Ecrit en écoutant (entre autre) :
Gwen Stefani – Early Winter
Tomandandy – Post Suicide
Glee feat. Patrick Neil Harris – Dream on
Mademoiselle K – Jalouse
Limp Bizckit – Behind blue eyes
La BO de « Drive »
RAR bmw : Merci pour ta review. Ah, bébé Ange est un vrai bonbon tout doux, tout sucré ^^ C'est le seul de nos Blaise ainsi. Les autres ont un caractère plus affirmé et sont plus... entreprenants ^^ Après si tu aimes les personnages comme ça, je te recommande un de nos OS : "La ceinture de chasteté". On retrouve Draco tout mignon ^^ Ca change ça aussi. C'est complètement OOC mais peu importe. Bah si je continue "Le cas des Hiboux" c'est parce que je suis psychorigide (j'ai dû l'admettre). Un jour je finirai peut-être "Par Merlin je suis saint Potter" mais là il va m'en falloir du temps pour trier. Ceci est une autre histoire. En tout cas, effectivement, ça va saigner dans ce chapitre... Bon week-end :)
La vengeance est un plat qui se sert mieux à deux !
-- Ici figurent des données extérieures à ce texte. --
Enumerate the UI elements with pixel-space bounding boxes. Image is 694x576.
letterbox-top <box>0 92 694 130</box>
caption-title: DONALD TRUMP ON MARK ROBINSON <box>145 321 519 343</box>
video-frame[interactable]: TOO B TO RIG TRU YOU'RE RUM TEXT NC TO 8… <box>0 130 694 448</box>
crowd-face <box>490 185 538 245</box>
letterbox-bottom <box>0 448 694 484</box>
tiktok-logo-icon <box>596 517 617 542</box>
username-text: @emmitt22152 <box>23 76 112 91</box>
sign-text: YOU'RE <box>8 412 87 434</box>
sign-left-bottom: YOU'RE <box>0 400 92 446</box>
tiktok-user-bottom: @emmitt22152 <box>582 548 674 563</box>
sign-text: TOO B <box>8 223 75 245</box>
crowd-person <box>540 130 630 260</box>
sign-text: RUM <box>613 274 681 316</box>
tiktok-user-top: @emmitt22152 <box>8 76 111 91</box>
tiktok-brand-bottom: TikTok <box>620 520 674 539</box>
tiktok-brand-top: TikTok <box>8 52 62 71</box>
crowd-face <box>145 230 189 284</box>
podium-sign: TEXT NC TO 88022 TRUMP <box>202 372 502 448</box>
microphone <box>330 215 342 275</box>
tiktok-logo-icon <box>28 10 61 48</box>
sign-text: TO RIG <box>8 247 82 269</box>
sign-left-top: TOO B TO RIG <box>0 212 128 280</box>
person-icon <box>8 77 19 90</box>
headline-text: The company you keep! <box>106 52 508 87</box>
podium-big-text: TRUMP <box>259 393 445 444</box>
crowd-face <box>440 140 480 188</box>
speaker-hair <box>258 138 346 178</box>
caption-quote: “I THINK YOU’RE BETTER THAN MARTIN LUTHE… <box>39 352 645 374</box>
Le dimanche avait été morose.
Dès le réveil, Draco avait compris : Ben l'avait quitté. La chevalière, sa chevalière, pas celle d'un amant présumé, trônait sur l'oreiller froid. Toutes ses excuses avaient été foireuses il fallait l'admettre. Craignant de se faire remarquer avec un moldu, il avait perdu un garçon bien. Il attendit toute la matinée dans l'appartement et partit dans un cyber café inonder bébé Ange de mails. Il avait laissé un mot sur la porte des fois que Ben revienne. Ce qui n'avait pas été le cas. Il avait attendu toute la journée. Le soir il repartit la mort dans l'âme à Hogwarts.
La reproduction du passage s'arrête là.